One of my online searches was fruitful – I found a great blog by Toby Cecchini, detailing his own small Pelforth Brune obsession, and his post answers some questions I've often pondered. For example, the beer is listed as a brown ale on sites like Ratebeer and Beer Advocate – it has a lot in common with traditional English brown ales, and its body and malt profile is no less substantial than many I've tasted. But I've often suspected that it is bottom fermented, which Toby confirms. The term ‘double malted’ which appears on the bottle’s label has never meant much to me either – turns out it refers to the combination of lightly-kilned and caramel malt. As Toby points out, this means that the beer isn't made from entirely roasted malt – caramel malt is a liquidised roasted malt sugar. If this sounds like a money saving shortcut imposed by the Heineken corporation, you may be surprised to learn that it has always been this way.

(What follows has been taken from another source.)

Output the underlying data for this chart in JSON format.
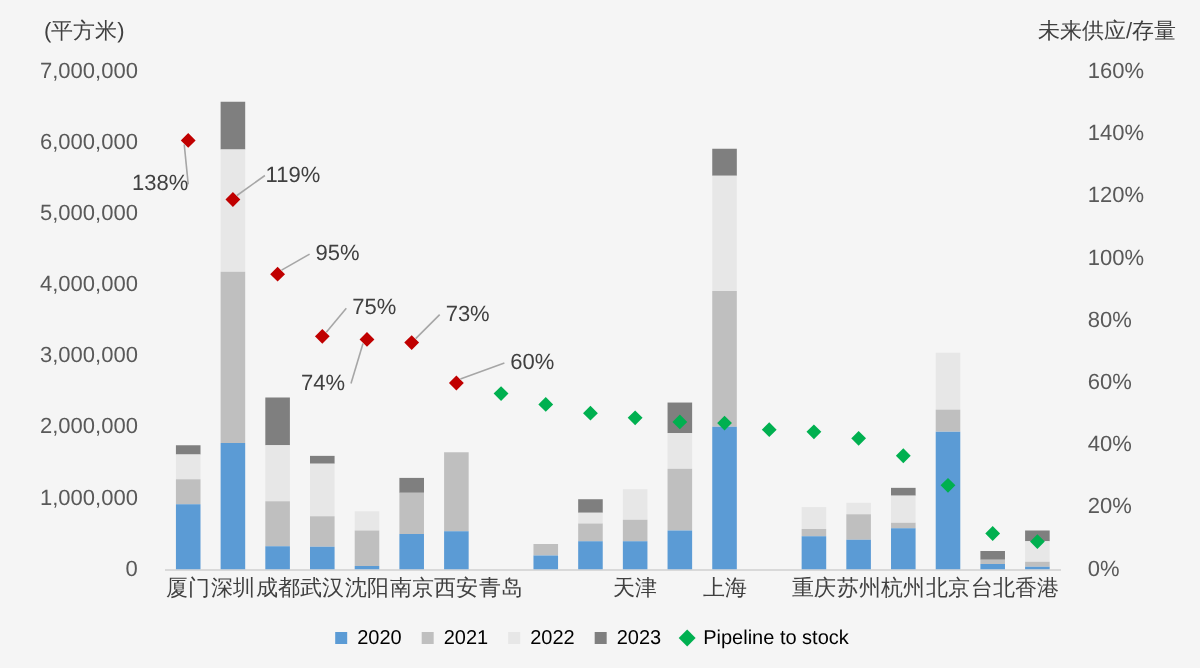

A great passage from Toby’s blog describes reactions to his professed love for Pelforth Brune;

“I've had friends drag me back bottles of it, with disbelief. Truly? With all the haut de gamme products one might purloin from Paree, you want this beer from the supermarket? This reaction is a mere shadow of what the French themselves exhibit when I regale them of my love for Pelforth Brune. Most of them smirk acidly, trying to parse whether I'm being facetious or not. Imagine some excitable French nerd sputtering on about his deep love for Miller High Life.”

This leaves me wondering whether either side of this argument is truly tasting the beer for what it is. Of the small number of beer drinkers who will admit to a fondness for Pelforth Brune, few will mention it outside of the context of happy memories of French sunshine. Ben McFarland, for example, designates the beer as “classic” in his book Boutique Beers, whilst adding the disclaimer, “There may not be those do not consider this a classic”. For him, though, “it’s like that Madeleine dipped in tea was for fellow Frenchman Marcel Proust”, taking him back to his student days in France. Those of us who like it seem quite determined to like it, just as those who wish to dismiss it as unsophisticated macro fare are unlikely to give it a fair chance.

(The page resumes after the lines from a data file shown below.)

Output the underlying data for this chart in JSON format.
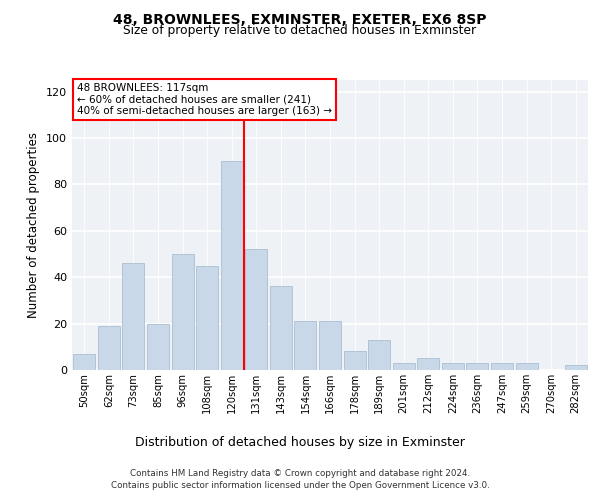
{
  "title1": "48, BROWNLEES, EXMINSTER, EXETER, EX6 8SP",
  "title2": "Size of property relative to detached houses in Exminster",
  "xlabel": "Distribution of detached houses by size in Exminster",
  "ylabel": "Number of detached properties",
  "categories": [
    "50sqm",
    "62sqm",
    "73sqm",
    "85sqm",
    "96sqm",
    "108sqm",
    "120sqm",
    "131sqm",
    "143sqm",
    "154sqm",
    "166sqm",
    "178sqm",
    "189sqm",
    "201sqm",
    "212sqm",
    "224sqm",
    "236sqm",
    "247sqm",
    "259sqm",
    "270sqm",
    "282sqm"
  ],
  "values": [
    7,
    19,
    46,
    20,
    50,
    45,
    90,
    52,
    36,
    21,
    21,
    8,
    13,
    3,
    5,
    3,
    3,
    3,
    3,
    0,
    2
  ],
  "bar_color": "#c8d8e8",
  "bar_edge_color": "#a0b8cc",
  "vline_x": 6.5,
  "vline_color": "red",
  "annotation_line1": "48 BROWNLEES: 117sqm",
  "annotation_line2": "← 60% of detached houses are smaller (241)",
  "annotation_line3": "40% of semi-detached houses are larger (163) →",
  "annotation_box_color": "white",
  "annotation_box_edge": "red",
  "ylim": [
    0,
    125
  ],
  "yticks": [
    0,
    20,
    40,
    60,
    80,
    100,
    120
  ],
  "footer1": "Contains HM Land Registry data © Crown copyright and database right 2024.",
  "footer2": "Contains public sector information licensed under the Open Government Licence v3.0.",
  "bg_color": "#eef2f7",
  "grid_color": "white"
}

I have a 650ml bottle of Pelforth Brune in my possession. When my band played in Paris some weeks ago, we decided to politely decline a kind offer of floor space in a cramped apartment and treat ourselves to a budget hotel for the night. I bought the beer to drink in the hotel room (everyone knows hotel room beers are a rare treat) but, on arrival in an especially grim branch of Formule 1 in a less than inviting neighbourhood, I lost all desire to drink it and went straight to bed instead. Much as I like the beer, I wouldn't normally bother to bring any back home with me; but it remained in my bag and, as it joined the rest of my stash, I wondered how it would taste when drunk on my sofa. It was unlikely to match up to the memory of the last time I tasted it, in a roadside restaurant hallway through a leisurely bike ride between Nice and Juan-les-Pinnes.

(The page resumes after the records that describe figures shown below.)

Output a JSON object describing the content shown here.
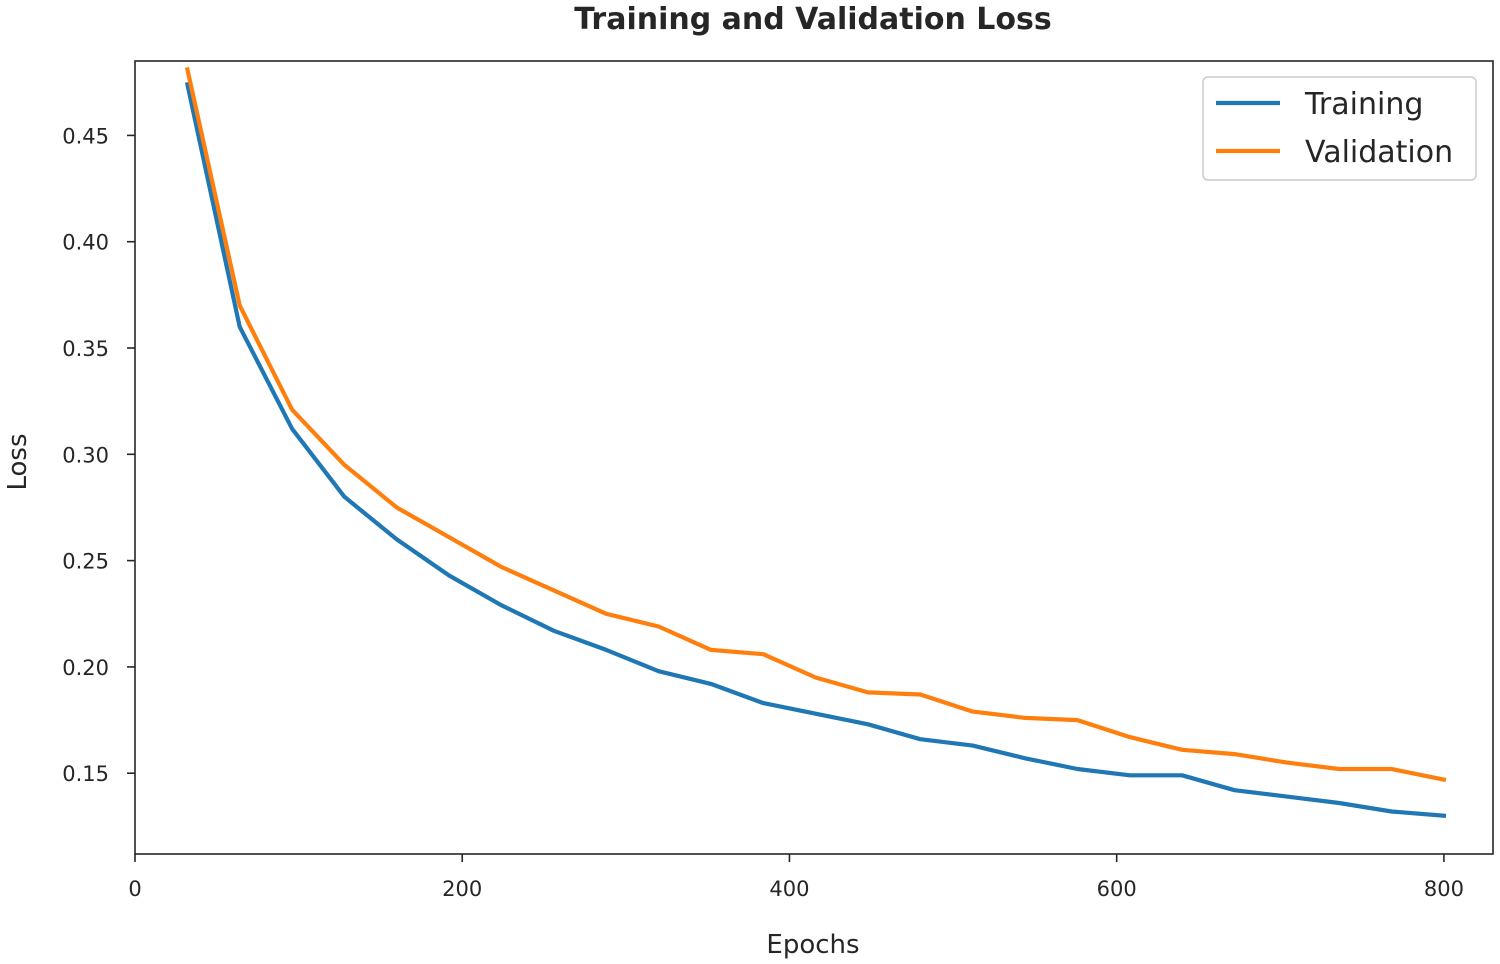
{
  "chart_data": {
    "type": "line",
    "title": "Training and Validation Loss",
    "xlabel": "Epochs",
    "ylabel": "Loss",
    "xlim": [
      0,
      830
    ],
    "ylim": [
      0.112,
      0.485
    ],
    "grid": false,
    "legend_position": "top-right",
    "x_ticks": [
      0,
      200,
      400,
      600,
      800
    ],
    "x_tick_labels": [
      "0",
      "200",
      "400",
      "600",
      "800"
    ],
    "y_ticks": [
      0.15,
      0.2,
      0.25,
      0.3,
      0.35,
      0.4,
      0.45
    ],
    "y_tick_labels": [
      "0.15",
      "0.20",
      "0.25",
      "0.30",
      "0.35",
      "0.40",
      "0.45"
    ],
    "x": [
      32,
      64,
      96,
      128,
      160,
      192,
      224,
      256,
      288,
      320,
      352,
      384,
      416,
      448,
      480,
      512,
      544,
      576,
      608,
      640,
      672,
      704,
      736,
      768,
      800
    ],
    "series": [
      {
        "name": "Training",
        "color": "#1f77b4",
        "values": [
          0.474,
          0.36,
          0.312,
          0.28,
          0.26,
          0.243,
          0.229,
          0.217,
          0.208,
          0.198,
          0.192,
          0.183,
          0.178,
          0.173,
          0.166,
          0.163,
          0.157,
          0.152,
          0.149,
          0.149,
          0.142,
          0.139,
          0.136,
          0.132,
          0.13
        ]
      },
      {
        "name": "Validation",
        "color": "#ff7f0e",
        "values": [
          0.481,
          0.37,
          0.321,
          0.295,
          0.275,
          0.261,
          0.247,
          0.236,
          0.225,
          0.219,
          0.208,
          0.206,
          0.195,
          0.188,
          0.187,
          0.179,
          0.176,
          0.175,
          0.167,
          0.161,
          0.159,
          0.155,
          0.152,
          0.152,
          0.147
        ]
      }
    ]
  }
}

It pours an attractive reddish-brown, with a beige head. The aroma isn't hugely inviting – it’s a little acidic, and reminds me of Harvey’s Bloomsbury Brown. The taste is actually not dissimilar either, although perhaps this is closer to a big, malt-monster of a Scotch ale – caramel sweetness is dominant, with no notable hop presence at all. That malt is full of interesting flavours – there’s a little chocolate, but mixed with cereals, a bit like a malted chocolate milkshake. Banana, plum and cola are all present, alongside a nutty, marzipan note. This is possibly characteristic of certain French yeast strands – I've noticed it in the occasional Biére de Garde, especially Jenlain.

It’s unlikely to be to everyone’s tastes – I can imagine many might find it too sweet – but there’s genuine complexity here. I can’t pretend to be objective, because I want to like Pelforth Brune based on happy memories I associate with the beer. But if you haven’t tried it and you do happen to be ordering from Beermerchants, I’d urge you to take a punt and try it for yourself. And if you don’t like it, book yourself a holiday in France and see if that changes your mind.